Below is depicted a demonstration of plotting the results of hnet using a static heatmap:

from hnet import hnet

# Load example
df = hnet.import_example('sprinkler')

# Association learning
hn.association_learning(df)

# Plot heatmap
hn.heatmap(cluster=True)
_images/sprinkler_heatmap_clustered.png

Dynamic heatmap - d3heatmap

A heatmap can also be created using d3-javascript, where each cell ij represents an edge from vertex i to vertex j. Here color depicts clusters computed by a community-detection algorithm. Below is depicted a demonstration of plotting the results of hnet using a d3heatmap:

# Generate the interactive heatmap
G = hn.d3heatmap()

Feature importance

Feature importance can be plotted to analyze the involvement of the feature in the network.

from hnet import hnet

# Load example
df = hnet.import_example('titanic')

# Association learning
hn.association_learning(df)

# Plot heatmap
hn.plot_feat_importance()

The count of number of significance edges per node. We clearly see that Parch_2 has the most significanly connected edges. The coloring of the nodes is based on the catagory label. As an example, all Parch classes are labeled orange. Note that quantitative nodes will have low/no significant edges.

_images/feat_imp_1.png

Instead of counting individual node labels (as depicted previously), we can also count the total number of edges for a specific catagory. Here we can clearly see that SibSp contains, in total, the most significant edges.

_images/feat_imp_2.png

In the next figure we demonstrate the feature importance by a normalized significance. The number of significant edges in the catagory labels is heavily influenced by the available labels. As an example SibSp contains, in total, the most significant edges but this may be because it also contains the most labels. In the following figure we correct for the number of labels per catagory.

_images/feat_imp_3.png

Summarize into categories

If many associations are detected, a network plot can lead to a giant hairball, and a heatmap can become unreadable. A function in hnet is to summarize the associations towards categories. This will result in generic insights. As an example: In case of the titanic use-case, it will not describe whether Parch 2 was associated with four SibSp but it will describe whether Parch was significantly associated with SibSp. This is computed by using Fishers method.

from hnet import hnet

# Load example
df = hnet.import_example('titanic')

# Association learning
hn.association_learning(df)

# Plot Network
hn.d3graph(summarize=True)
hn.plot(summarize=True)

# Plot heatmap
hn.d3heatmap(summarize=True)
hn.heatmap(summarize=True)
_images/titanic_summarize_static_heatmap.png

Comparing networks

Comparison of two networks based on two adjacency matrices. Both matrices should be of equal size and of type pandas DataFrame. The columns and rows between both matrices are matched if not ordered similarly.

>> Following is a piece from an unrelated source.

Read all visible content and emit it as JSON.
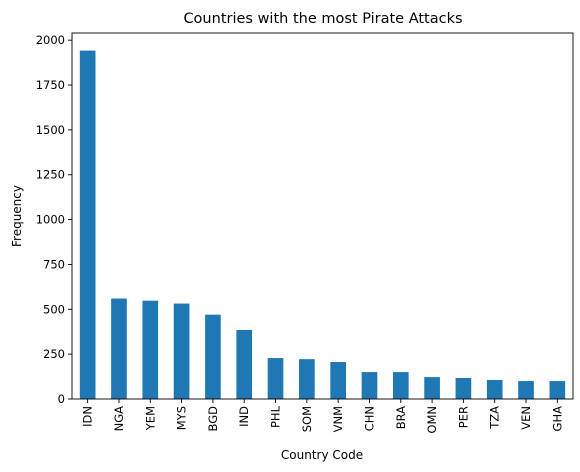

Below is depicted a demonstration of comparing two networks that may have been the result of hnet using different parameter settings:

import hnet

# Examine differences between models
[scores, adjmat] = hnet.compare_networks(adjmat1, adjmat2)

Black/White listing in plots

It is sometimes desired to remove variables from the plot to reduce complexity or to focus on specific associations.

Four methods of filtering are possible in hnet

  • black_list : Excluded nodes form the plot. The resulting plot will not contain this node(s).

  • white_list : Only included the listed nodes in the plot. The resulting plot will be limited to the specified node(s).

  • threshold : Associations (edges) are filtered based on the -log10(P) > threshold. threshold should range between 0 and maximum value of -log10(P).

  • min_edges : Nodes are only shown if it contains at least a minimum number of edges.

Black listing in plot

# In this example we will remove the node Age and SibSp.

# d3blocks
hn = hn.d3graph(black_list=['Age', 'SibSp'])
# Plot
hn = hn.plot(black_list=['Age', 'SibSp'])
# Heatmap
hn = hn.heatmap(black_list=['Age', 'SibSp'])

White listing in plot

# In this example we will keep only the node Survived and SibSp

# d3blocks
hn = hn.d3graph(white_list=['Survived', 'SibSp'])
# Plot
hn = hn.plot(white_list=['Survived', 'SibSp'])
# Heatmap
hn = hn.heatmap(white_list=['Survived', 'SibSp'])

White list example in plot

# In this example we will keep only the node Survived and Age

# d3blocks
hn = hn.d3graph(white_list=['Survived', 'Age', 'Pclass'])
# Plot
hn = hn.plot(white_list=['Survived', 'Age', 'Pclass'])
# Heatmap
hn = hn.heatmap(white_list=['Survived', 'Age', 'Pclass'])